Sur le plan factuel, force est de constater que c’est évidemment faux, comme le montre Vincent Bénard, dans un fil twitter qu’il lui a consacré, avec l’étude du bilan annuel fourni par l’État que notre économiste devrait compulser fiévreusement entre deux petits fours de plateau télé.

En réalité, la dette représente déjà deux fois plus que les actifs de l’État qui, comme souligné, s’il devait les vendre pour rembourser la dette, se trouverait à devoir brader ce qui accroîtrait encore l’écart entre ce qu’il peut effectivement couvrir et le montant total de la dette.

Par ailleurs, imaginer – comme le fait notre frétillant abonné aux plateaux télé – que la dette correspond à l’infrastructure actuellement utilisée en France est une aimable plaisanterie.

Non seulement, c’est une idiotie économique (la dette sert très majoritairement à payer les frais de fonctionnement de notre État mammouth et de sa redistribution sociale tous azimuts, et très, très, très peu les routes, les ponts et les écoles, généralement en place et payés depuis des lustres), mais en plus l’infrastructure actuelle se dégrade de tous les côtés. Quelques tentatives de trajet en train en automne (feuilles mortes), en hiver (neige), en été (chaleur) ou au printemps (animaux qui traversent les voies), quelques explorations de nos plus belles prisons insalubres, de nos meilleurs hôpitaux, de nos plus jolies routes trouées, de nos ponts qui menacent de s’effondrer, de nos infrastructures de distribution de gaz ou de nos institutions qui bullent, etc., suffisent à convaincre que la situation n’est pas vraiment en train de s’améliorer.

Décidément, ce clown qui se prétend économiste est amusant, tout au plus.

Cependant, le souci est qu’en France, les discours tenus par ce type de saltimbanques sont écoutés.

Ils ne sont pas seulement écoutés, ils sont aussi tenus par les abrutis de Bercy, de Matignon, d’un peu partout, et par toute cette foule d’incultes en économie de base, de larves intellectuelles qui vivent de façon très détendue dans une hallucination collective où l’argent s’imprime à volonté, la richesse ne se crée pas mais se répartit, la dette n’existe pas ou peut ne pas être remboursée, et où l’on peut chier sur les générations futures (sauf lorsqu’il s’agit de climat où ces générations passent alors dans une zone d’intouchabilité que seule une fiscalité pourtant délirante ne semble jamais voir).

Et ce discours étant le seul tenu, le seul diffusé, le seul expliqué, détaillé, analysé, le seul entendu finalement, il finit, à force de répétition, par passer dans les esprits, s’y installer et y devenir vérité intangible, évidente, banale même.
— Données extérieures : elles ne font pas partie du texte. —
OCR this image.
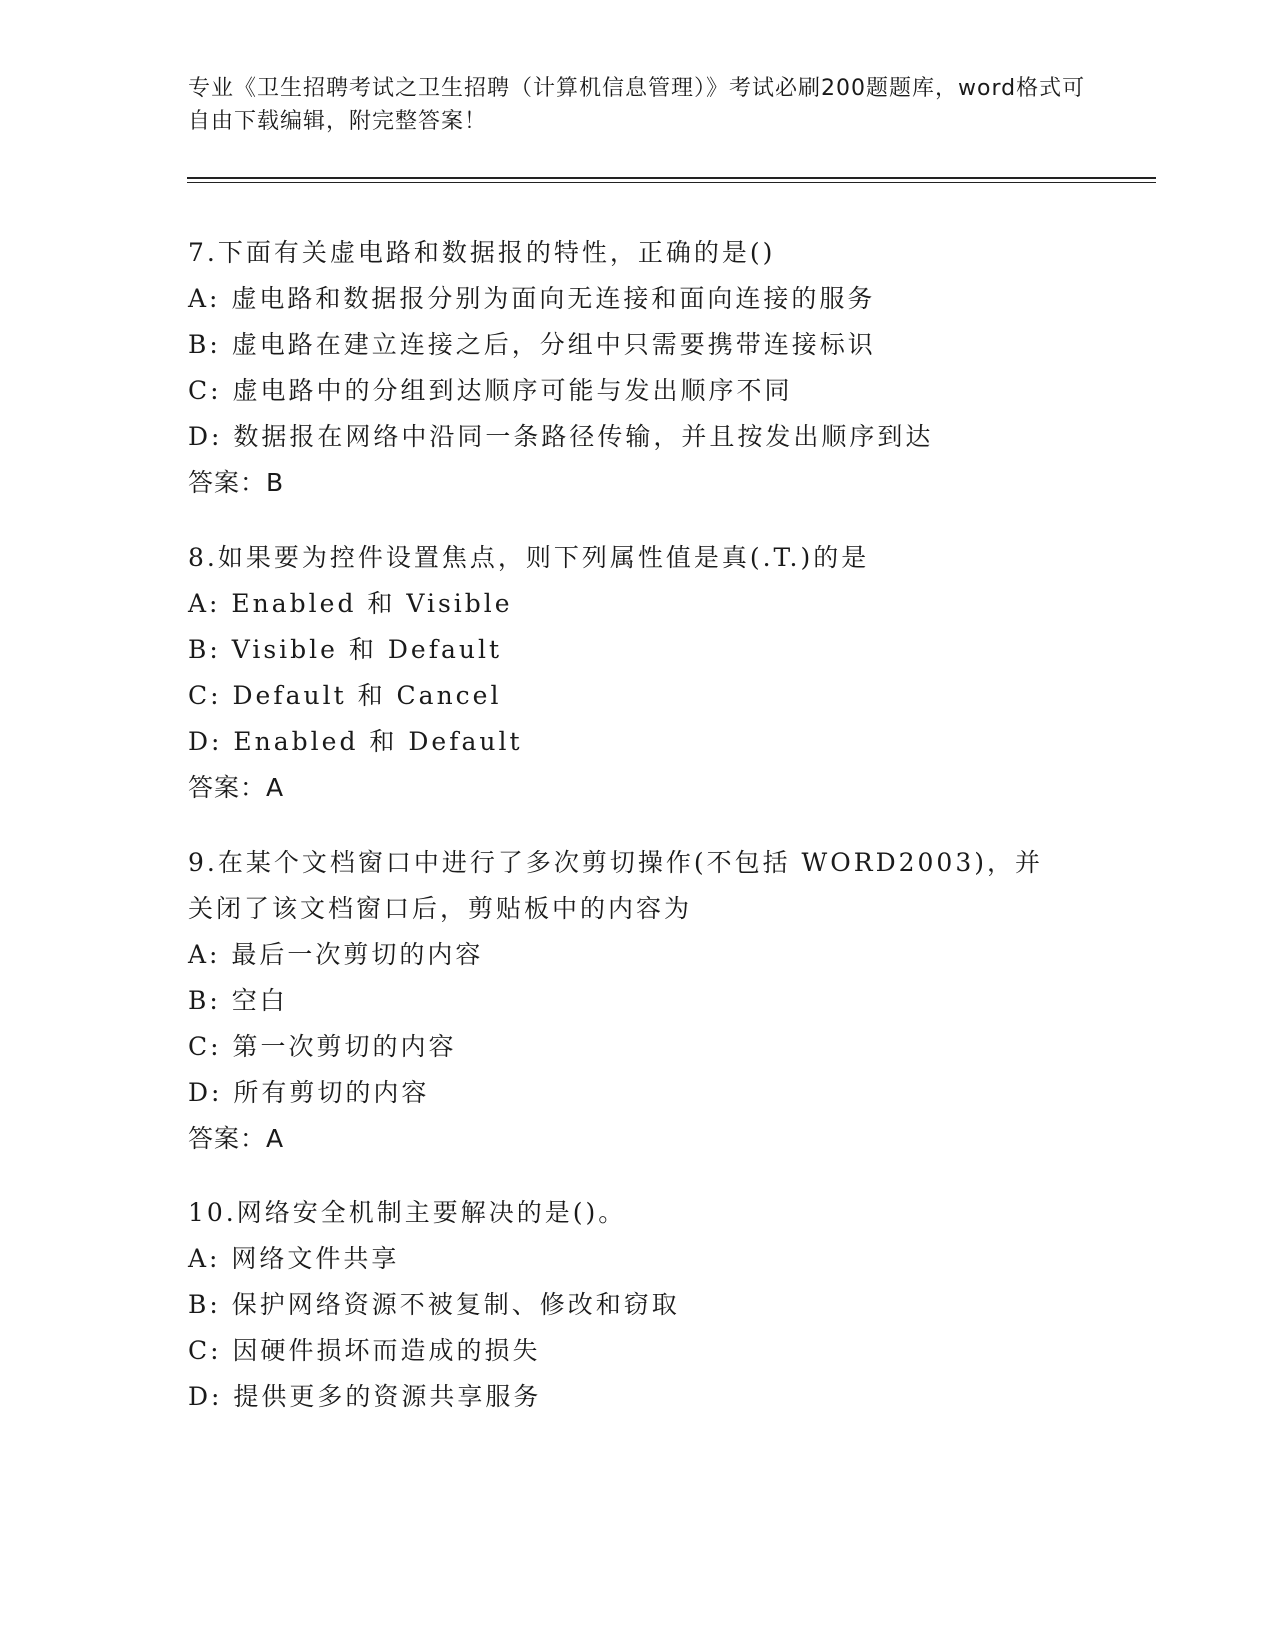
专业《卫生招聘考试之卫生招聘（计算机信息管理）》考试必刷200题题库，word格式可自由下载编辑，附完整答案！
7.下面有关虚电路和数据报的特性，正确的是()
A: 虚电路和数据报分别为面向无连接和面向连接的服务
B: 虚电路在建立连接之后，分组中只需要携带连接标识
C: 虚电路中的分组到达顺序可能与发出顺序不同
D: 数据报在网络中沿同一条路径传输，并且按发出顺序到达
答案：B
8.如果要为控件设置焦点，则下列属性值是真(.T.)的是
A: Enabled 和 Visible
B: Visible 和 Default
C: Default 和 Cancel
D: Enabled 和 Default
答案：A
9.在某个文档窗口中进行了多次剪切操作(不包括 WORD2003)，并关闭了该文档窗口后，剪贴板中的内容为
A: 最后一次剪切的内容
B: 空白
C: 第一次剪切的内容
D: 所有剪切的内容
答案：A
10.网络安全机制主要解决的是()。
A: 网络文件共享
B: 保护网络资源不被复制、修改和窃取
C: 因硬件损坏而造成的损失
D: 提供更多的资源共享服务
Les individus normalement constituées finissent par y croire ! Mais oui, tout le monde sait que sans les méchants intérêts de la dette, la France serait la première puissance moOoondiale, pardi, et peu importe 40 années de budgets gravement déficitaires. Tout le monde sait que c’est Rothschild et Pompidou qui ont été très méchants.

Tout le monde sait qu’on peut répudier la dette, ou, mieux, qu’on peut vendre une tour Eiffel et deux tableaux de maîtres pour s’en sortir. Tout le monde sait qu’un impôt non prélevé, c’est un manque à gagner pour l’État. Tout le monde sait qu’une augmentation exceptionnelle des recettes, c’est une cagnotte.

Tout le monde sait qu’en décrétant une augmentation du SMIC, on donne du pouvoir d’achat à plus de gens, et que ça passe crème parce qu’il suffit de le décréter. Tout le monde sait que l’ISF c’est symbolique et nécessaire et que ça fait du bien à l’économie. Tout le monde sait ça.

À tel point qu’au bout du bout, une fois que tout est dit, affirmé et clamé partout, lorsqu’enfin, le peuple pète un câble sous des ponctions invraisemblables, une bureaucratie délirante, une administration en roue libre, des services publics de plus en plus mauvais, une augmentation de la misère, du chômage et des « incivilités », que réclame ce peuple, après une vague tentative de demander moins d’impôts ?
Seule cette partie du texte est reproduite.